What’s going on? Well, I think the FTSE 100 stocks aren’t perceived to be at risk of disruption from artificial intelligence (AI).

For example, IHG sells hotel stays via brands including InterContinental, Crowne Plaza and Holiday Inn, while Coca-Cola HBC bottles and sells drinks such as Fanta, Sprite, Coca-Cola, Costa coffee, and Monster. ChatGPT and Claude are no immediate threat to any of this.

But the others mentioned are software-oriented businesses (in one way or another) and these have been put in the skip by nervous investors. Perhaps AI’s a threat to these firms long term, but when I look at them I don’t really have any cause for concern.

E-commerce enabler Shopify is expected to announce around $100bn in total platform sales (GMV) for the quarter (about 34% growth). It powers loads of businesses, small and large.

Source: Shopify

Meanwhile, Axon remains a very relevant company. Last week in north London, there was a declared terrorist attack that was headline news. The armed suspect was apprehended after an officer deployed one of Axon’s Tasers, while Axon body-camera captured the footage that was immediately sent to its data platform Axon Evidence (to be stored for decades, likely).

I’ll be keeping an eye on Latin American e-commerce leader MercadoLibre because it’s under competitive pressure in Brazil from Amazon and Shopee. But I see AI ultimately benefitting all these holdings.

Zooming in

Zooming in on Duolingo though, Monday’s going to be interesting. The stock collapsed after management announced it would focus on user growth over the next few quarters rather than profits.

By changing focus, Duolingo’s confident it can reach 100m daily active users (DAUs) in 2028, up from 52.7m at the end of 2025.
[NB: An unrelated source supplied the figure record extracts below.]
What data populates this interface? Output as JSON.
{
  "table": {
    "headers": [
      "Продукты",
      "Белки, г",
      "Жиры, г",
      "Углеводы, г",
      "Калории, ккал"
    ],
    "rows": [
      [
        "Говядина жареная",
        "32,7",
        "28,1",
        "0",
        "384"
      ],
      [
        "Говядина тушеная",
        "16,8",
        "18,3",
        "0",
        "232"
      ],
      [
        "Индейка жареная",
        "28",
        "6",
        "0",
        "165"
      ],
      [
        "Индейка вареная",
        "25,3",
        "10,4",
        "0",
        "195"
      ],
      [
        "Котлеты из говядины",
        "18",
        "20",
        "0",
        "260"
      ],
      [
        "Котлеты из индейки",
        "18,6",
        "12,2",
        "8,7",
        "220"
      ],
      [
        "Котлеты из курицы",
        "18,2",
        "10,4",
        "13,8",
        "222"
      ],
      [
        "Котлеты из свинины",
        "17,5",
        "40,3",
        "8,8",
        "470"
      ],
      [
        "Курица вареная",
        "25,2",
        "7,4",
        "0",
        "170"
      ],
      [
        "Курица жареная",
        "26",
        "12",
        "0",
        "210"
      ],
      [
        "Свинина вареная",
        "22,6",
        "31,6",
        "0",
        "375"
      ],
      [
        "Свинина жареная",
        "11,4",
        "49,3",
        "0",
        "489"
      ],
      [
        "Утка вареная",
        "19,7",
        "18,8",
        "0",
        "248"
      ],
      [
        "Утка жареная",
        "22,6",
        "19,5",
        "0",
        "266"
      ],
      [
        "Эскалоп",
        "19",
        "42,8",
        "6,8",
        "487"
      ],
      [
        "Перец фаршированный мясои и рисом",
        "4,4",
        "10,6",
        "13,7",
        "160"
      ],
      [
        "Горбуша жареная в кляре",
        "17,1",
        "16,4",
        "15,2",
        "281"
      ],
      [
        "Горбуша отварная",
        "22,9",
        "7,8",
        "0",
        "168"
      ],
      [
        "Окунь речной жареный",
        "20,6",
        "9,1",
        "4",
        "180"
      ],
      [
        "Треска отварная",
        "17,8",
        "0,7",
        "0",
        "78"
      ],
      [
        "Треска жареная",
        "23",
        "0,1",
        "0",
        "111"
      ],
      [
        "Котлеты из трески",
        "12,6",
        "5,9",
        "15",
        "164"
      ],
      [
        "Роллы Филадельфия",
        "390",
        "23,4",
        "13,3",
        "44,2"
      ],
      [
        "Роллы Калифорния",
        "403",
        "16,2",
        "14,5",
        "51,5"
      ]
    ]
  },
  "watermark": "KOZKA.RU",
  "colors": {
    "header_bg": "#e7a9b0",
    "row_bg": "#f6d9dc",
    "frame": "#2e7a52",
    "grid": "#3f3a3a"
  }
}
If it can succeed in doubling DAUs, CEO Luis von Ahn said “the payoff would be huge: a more resilient brand; a business with meaningfully higher bookings and profit“.

The big risk now, of course, is that accelerated user growth doesn’t actually materialise. That would be the worst of both worlds.

I’ve been thinking a lot about this holding recently, and I’m going to persist. Duolingo remains a profitable category-leading business.

And now trading at just 4.1 times forward sales — a steep discount — the stock looks worth considering around $100 for risk-tolerant growth investors.